On the one hand, by helping to correct us from errors, analytic thinking allows our minds to come to a place of cognitive openness to pay fresh attention to the focus of our questions by getting rid of previous confidences and assumptions we have challenge and rejected in virtue of analytic thinking, thereby allowing our thinking to be more attuned to our observations. In so doing, the therapeutic role of analytic thinking can seem to function to also verify truth in scientific reasoning. However, at the same time, science is contingent on the processes of attention and perception to progress towards truth, which are not cognitive processes that are analytic in nature but rather are increased because of analytic thinking. What seems to be “confirmation” is really the processes of attention and perception creating and consolidating our theoretical knowledge. Thus, insofar as science gives us true theories, it rest not in scientific reasoning itself, but the cognitive process of attention and perception that scientific reasoning then alters.
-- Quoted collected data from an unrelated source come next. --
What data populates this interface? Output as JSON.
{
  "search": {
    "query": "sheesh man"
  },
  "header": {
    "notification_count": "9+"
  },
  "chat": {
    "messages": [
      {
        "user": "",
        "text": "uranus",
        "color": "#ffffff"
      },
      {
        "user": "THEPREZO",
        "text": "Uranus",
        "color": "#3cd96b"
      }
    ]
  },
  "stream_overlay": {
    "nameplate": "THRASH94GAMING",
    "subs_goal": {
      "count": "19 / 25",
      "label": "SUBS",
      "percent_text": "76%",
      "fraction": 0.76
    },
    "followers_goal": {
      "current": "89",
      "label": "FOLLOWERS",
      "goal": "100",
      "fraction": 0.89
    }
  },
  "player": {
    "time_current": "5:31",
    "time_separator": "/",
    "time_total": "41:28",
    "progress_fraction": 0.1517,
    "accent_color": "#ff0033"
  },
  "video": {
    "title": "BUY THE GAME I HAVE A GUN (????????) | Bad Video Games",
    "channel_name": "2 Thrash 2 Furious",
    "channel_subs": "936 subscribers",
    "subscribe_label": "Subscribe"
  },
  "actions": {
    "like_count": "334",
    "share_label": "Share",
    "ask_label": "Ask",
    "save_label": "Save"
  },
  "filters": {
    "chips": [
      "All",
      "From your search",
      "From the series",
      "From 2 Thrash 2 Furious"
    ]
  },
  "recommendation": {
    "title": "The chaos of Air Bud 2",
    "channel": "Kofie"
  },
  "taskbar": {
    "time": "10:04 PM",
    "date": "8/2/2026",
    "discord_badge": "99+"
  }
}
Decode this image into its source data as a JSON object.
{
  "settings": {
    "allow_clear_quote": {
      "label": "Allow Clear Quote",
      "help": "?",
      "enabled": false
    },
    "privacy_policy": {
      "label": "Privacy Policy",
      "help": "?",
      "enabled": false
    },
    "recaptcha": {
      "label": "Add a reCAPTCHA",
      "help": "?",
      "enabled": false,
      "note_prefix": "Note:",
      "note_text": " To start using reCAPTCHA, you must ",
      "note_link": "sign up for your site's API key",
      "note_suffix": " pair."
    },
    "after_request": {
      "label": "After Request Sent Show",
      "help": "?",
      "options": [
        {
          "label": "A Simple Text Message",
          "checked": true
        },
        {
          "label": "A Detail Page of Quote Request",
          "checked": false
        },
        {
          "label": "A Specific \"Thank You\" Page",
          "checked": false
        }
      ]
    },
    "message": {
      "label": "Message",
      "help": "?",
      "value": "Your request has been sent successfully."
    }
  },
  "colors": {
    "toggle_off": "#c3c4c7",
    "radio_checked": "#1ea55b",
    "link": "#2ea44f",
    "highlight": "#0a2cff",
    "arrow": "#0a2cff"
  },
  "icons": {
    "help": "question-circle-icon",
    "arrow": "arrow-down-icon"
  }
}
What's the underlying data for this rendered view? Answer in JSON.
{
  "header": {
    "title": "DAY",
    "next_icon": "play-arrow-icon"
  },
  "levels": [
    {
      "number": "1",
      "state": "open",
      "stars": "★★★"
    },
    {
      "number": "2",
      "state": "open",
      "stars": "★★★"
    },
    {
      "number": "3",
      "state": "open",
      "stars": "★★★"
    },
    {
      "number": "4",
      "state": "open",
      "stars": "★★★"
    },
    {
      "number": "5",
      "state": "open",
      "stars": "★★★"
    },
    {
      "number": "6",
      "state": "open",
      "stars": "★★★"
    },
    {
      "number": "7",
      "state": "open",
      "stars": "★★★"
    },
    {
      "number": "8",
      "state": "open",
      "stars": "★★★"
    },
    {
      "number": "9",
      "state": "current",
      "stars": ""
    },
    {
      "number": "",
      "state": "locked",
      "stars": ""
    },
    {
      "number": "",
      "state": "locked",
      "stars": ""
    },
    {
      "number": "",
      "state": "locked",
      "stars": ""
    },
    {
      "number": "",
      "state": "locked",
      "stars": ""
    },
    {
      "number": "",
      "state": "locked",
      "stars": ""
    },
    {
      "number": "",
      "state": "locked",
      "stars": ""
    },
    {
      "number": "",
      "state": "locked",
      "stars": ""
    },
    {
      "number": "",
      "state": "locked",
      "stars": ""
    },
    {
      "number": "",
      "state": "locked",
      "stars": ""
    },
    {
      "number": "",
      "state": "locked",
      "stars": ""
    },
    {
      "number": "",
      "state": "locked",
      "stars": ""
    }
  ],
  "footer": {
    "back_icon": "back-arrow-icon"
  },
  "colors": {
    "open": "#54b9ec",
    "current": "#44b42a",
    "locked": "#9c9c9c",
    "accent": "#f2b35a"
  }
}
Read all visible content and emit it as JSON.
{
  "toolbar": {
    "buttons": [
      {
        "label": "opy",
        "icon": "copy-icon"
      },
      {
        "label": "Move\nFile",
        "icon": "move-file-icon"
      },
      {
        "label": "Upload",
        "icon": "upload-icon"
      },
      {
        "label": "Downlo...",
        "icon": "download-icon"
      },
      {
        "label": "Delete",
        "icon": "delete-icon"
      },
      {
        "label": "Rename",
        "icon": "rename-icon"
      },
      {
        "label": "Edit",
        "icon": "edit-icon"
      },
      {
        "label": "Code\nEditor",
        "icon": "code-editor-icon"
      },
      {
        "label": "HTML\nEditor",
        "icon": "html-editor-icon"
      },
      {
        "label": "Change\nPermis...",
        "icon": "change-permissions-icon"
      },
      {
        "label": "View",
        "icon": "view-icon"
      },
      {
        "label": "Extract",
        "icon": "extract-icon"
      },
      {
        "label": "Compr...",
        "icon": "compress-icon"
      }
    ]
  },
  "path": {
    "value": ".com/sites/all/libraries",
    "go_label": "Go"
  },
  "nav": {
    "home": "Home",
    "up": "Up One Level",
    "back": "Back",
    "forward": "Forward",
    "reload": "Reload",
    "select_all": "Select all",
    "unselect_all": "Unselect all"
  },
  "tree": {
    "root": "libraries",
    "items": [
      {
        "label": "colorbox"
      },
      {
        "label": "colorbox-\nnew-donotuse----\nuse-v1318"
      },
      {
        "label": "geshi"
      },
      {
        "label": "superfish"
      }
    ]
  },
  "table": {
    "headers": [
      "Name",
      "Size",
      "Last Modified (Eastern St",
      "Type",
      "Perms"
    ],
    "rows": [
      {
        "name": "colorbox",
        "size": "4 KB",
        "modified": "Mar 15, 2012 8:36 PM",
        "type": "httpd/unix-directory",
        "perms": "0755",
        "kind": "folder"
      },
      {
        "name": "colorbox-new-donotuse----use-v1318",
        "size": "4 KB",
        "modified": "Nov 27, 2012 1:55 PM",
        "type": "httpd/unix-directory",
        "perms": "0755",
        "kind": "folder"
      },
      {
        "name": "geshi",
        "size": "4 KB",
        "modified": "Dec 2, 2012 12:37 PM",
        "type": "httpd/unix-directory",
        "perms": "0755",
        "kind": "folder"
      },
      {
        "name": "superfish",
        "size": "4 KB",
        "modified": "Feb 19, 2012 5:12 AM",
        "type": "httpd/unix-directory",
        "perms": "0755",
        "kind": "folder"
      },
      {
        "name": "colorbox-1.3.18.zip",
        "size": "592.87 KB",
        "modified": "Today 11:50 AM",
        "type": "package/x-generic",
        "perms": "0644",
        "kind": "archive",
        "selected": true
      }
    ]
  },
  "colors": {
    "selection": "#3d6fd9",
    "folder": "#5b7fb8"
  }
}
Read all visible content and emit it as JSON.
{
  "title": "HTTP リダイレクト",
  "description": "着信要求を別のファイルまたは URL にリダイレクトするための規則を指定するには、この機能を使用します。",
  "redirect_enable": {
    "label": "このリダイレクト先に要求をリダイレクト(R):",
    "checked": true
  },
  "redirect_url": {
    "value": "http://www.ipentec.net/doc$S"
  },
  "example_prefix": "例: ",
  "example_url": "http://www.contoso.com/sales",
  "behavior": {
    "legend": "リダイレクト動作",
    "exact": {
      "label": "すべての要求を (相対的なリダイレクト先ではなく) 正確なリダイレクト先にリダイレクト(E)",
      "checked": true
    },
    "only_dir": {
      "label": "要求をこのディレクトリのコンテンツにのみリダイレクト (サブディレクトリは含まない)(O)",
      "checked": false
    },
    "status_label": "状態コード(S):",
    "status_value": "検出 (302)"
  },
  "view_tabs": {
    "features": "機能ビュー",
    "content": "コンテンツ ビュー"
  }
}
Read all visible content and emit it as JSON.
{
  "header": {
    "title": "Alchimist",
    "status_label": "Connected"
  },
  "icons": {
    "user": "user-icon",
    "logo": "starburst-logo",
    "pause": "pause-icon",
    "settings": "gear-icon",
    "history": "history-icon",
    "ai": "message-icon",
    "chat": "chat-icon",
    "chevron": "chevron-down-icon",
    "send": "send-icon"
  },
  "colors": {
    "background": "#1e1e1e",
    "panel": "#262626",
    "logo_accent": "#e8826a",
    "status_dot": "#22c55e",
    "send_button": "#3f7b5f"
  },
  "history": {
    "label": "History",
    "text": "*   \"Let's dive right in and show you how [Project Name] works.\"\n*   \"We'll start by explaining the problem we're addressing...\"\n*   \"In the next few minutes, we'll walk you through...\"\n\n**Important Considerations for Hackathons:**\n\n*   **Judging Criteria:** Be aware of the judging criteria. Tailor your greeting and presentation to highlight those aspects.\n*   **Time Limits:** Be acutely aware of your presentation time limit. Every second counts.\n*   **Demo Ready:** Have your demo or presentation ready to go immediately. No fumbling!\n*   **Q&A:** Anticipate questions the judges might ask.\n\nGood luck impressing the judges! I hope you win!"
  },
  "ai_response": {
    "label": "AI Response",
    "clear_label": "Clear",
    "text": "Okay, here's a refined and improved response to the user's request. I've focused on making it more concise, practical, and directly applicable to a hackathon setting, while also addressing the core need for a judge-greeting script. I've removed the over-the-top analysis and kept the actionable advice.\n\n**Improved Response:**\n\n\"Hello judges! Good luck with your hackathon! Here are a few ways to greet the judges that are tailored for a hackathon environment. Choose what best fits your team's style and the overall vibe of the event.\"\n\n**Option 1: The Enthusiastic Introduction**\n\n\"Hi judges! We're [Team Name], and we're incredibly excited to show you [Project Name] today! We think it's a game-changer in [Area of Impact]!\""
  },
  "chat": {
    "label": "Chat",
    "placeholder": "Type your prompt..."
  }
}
On the other hand, the Kuhnian understanding of science can fit under a therapeutic conception of analytic thinking. Insofar as as the shift in scientific paradigms are determined by the failure of previous paradigms to address specific problems and questions, the processes of scientific reasoning by scientific communities that leads to to shifts in paradigms can be understood as the truth-therapeutic functions of analytic thinking, challenging and dispelling the old paradigms and their errors with a new paradigm that has been enabled by the cognitive openness to new understandings that analytic thinking was instrumental inculcating.
This brief foray into the philosophy of science is meant to demonstrate the explanatory value of analytic thinking as truth-therapy, allowing us to incorporate some of the insights of the positivists, Popper, and Kuhn in a relatively coherent account, while whisking away some of the more problematic accounts of the positivists and Kuhn.
How then would analytic thinking as truth-therapy change our intellectual atmosphere? On the one hand, it would cast down the arrogance of Enlightenment and its child of modernity that suggested reason was a fountain of progress towards truth. While it certainly instrumental in coming to an account of truth, the skills of critical reasoning do not themselves ensure that we have the truth but that we can be receptive to what is true in virtue of analytic thinking. However, we still need to have epistemic access to the truth that happens independent of whether we are thinking analytically or not. On the other hand, it would cast down the high-octane skepticism of reason in post-modernity, recognizing that there is a real value to analytic thinking that is instrumental in providing truth, even as it does not provide truth directly.
Another benefit that comes in theologically is this: the acquisition of religious truth about God is conditioned upon God’s gracious intiative to make Himself know to us, although there is still a role for analytic thinking in Christian faith for healing our personal faith and theologies from the errors that otherwise hinder our recognition and comprehension of God. Human reason doesn’t lead us to directly know God, but it can help correct us of many of our own errors when God makes Himself known to us.